O mundo é essencialmente feito de seguidores. A maioria das pessoas não se move na direção de assumirem papéis-modelos, nem isso seria possível. Por outro lado, a variação numérica favorável a quem dá atenção especial aos efeitos socialmente destrutivos das fake news cresce muito devagar, pois depende proporcionalmente das oportunidades educativas existentes, criadas e conquistadas pelas mobilizações sociais. Neste aspecto, é desarrazoado levar em conta os influenciadores de internet, haja vista que eles se notabilizam por espalhar mensagens de efeito que impactam o senso comum, mas não funcionam como mediadores simbólicos. Não podemos esquecer que a proliferação de notícias falsas digitais decorre em muito de uma ânsia de ativismo on-line, associada à ideia de monetização da vida e ao desempenho competitivo na definição das paisagens sociais contemporâneas.

5. Você utiliza o conceito de Cidadania Orgânica para falar sobre o comportamento de indivíduos e de grupos na sociedade. Pode explicar melhor esse conceito e dizer como ele se relaciona com a ideia de participação social?

Flávio Paiva –Desde 2009, quando propus publicamente esse conceito, venho me esforçando para interpretar um tipo de comportamento social que vincula o bem-estar individual ao equilíbrio da vida em sociedade e nas relações humanas com o meio ambiente. Diferentemente do Intelectual Orgânico, desenvolvido um século atrás pelo pensador italiano Antonio Gramsci como alguém que pensa pela classe, categoria ou segmento social a que pertence, o Cidadão Orgânico se interessa pelo todo e, a partir desse interesse, age onde vive e atua. É importante ressaltar que esse conceito não pressupõe qualquer substituição ao conceito gramsciniano, bastando para isso atentar às particularidades dos seus escopos.

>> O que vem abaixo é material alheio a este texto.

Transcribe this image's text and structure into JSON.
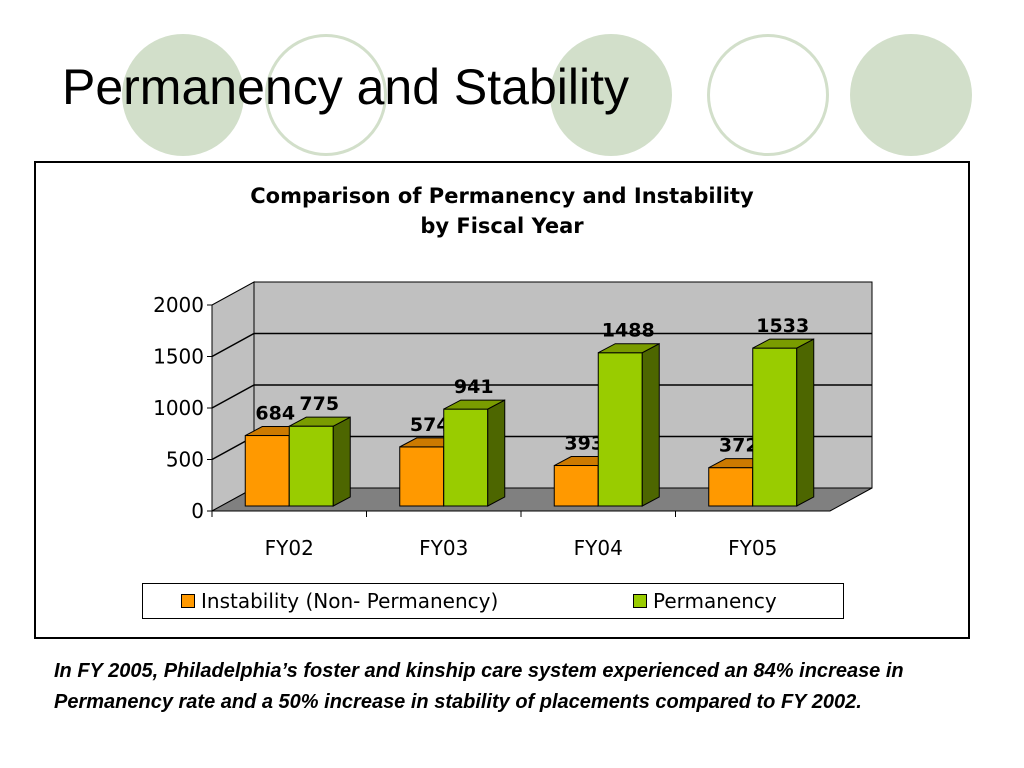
{
  "slide": {
    "title": "Permanency and Stability",
    "summary": "In FY 2005, Philadelphia’s foster and kinship care system experienced an 84% increase in Permanency rate and a 50% increase in stability of placements compared to FY 2002."
  },
  "chart_data": {
    "type": "bar",
    "title_lines": [
      "Comparison of Permanency and Instability",
      "by Fiscal Year"
    ],
    "categories": [
      "FY02",
      "FY03",
      "FY04",
      "FY05"
    ],
    "series": [
      {
        "name": "Instability (Non- Permanency)",
        "values": [
          684,
          574,
          393,
          372
        ],
        "color": "#ff9900",
        "side_color": "#b36b00",
        "top_color": "#cc7a00"
      },
      {
        "name": "Permanency",
        "values": [
          775,
          941,
          1488,
          1533
        ],
        "color": "#99cc00",
        "side_color": "#4d6600",
        "top_color": "#7a9c00"
      }
    ],
    "yticks": [
      0,
      500,
      1000,
      1500,
      2000
    ],
    "ylim": [
      0,
      2000
    ],
    "grid": true,
    "legend_position": "bottom",
    "data_labels": true,
    "wall_color": "#c0c0c0",
    "floor_color": "#808080"
  },
  "colors": {
    "decor_circle": "#d2dfca"
  }
}
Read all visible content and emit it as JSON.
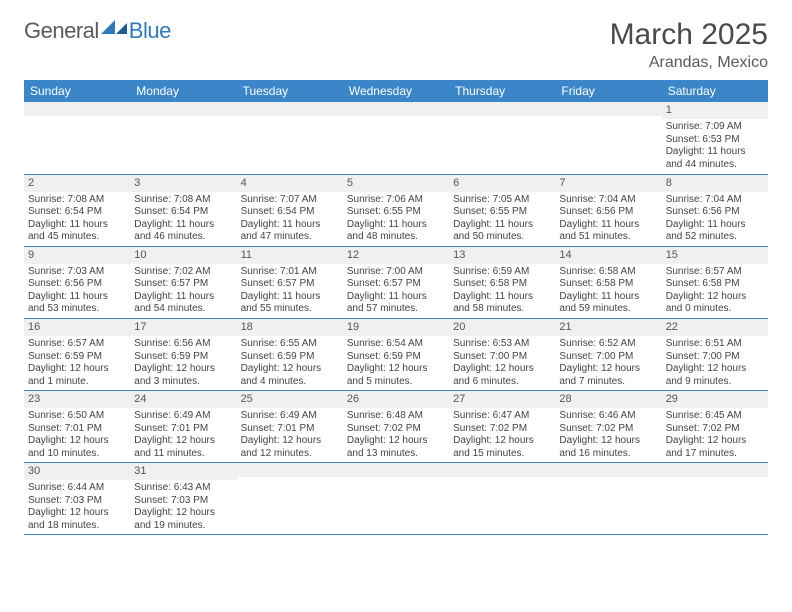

O processo de fortalecimento da Cidadania Orgânica influencia uma inversão fundamental nas aspirações das pessoas, colocando a cultura como ponto de partida para a participação social emancipadora e integrativa. Em apreciação panorâmica percebo a preeminência da cultura antecedendo as ações educativas. Isso porque uma sociedade culturalmente forte é capaz de ter uma educação, uma política e uma economia alinhadas aos seus anseios coletivos, com respeito às individualidades. A cidadania é um bem cultural. Quanto mais uma sociedade conta com cidadãs e cidadãos atentos à associação do conjunto de interesses comuns aos seus interesses particulares, mais eficiente será o controle social nas definições, acompanhamentos e aplicações dos recursos das políticas públicas.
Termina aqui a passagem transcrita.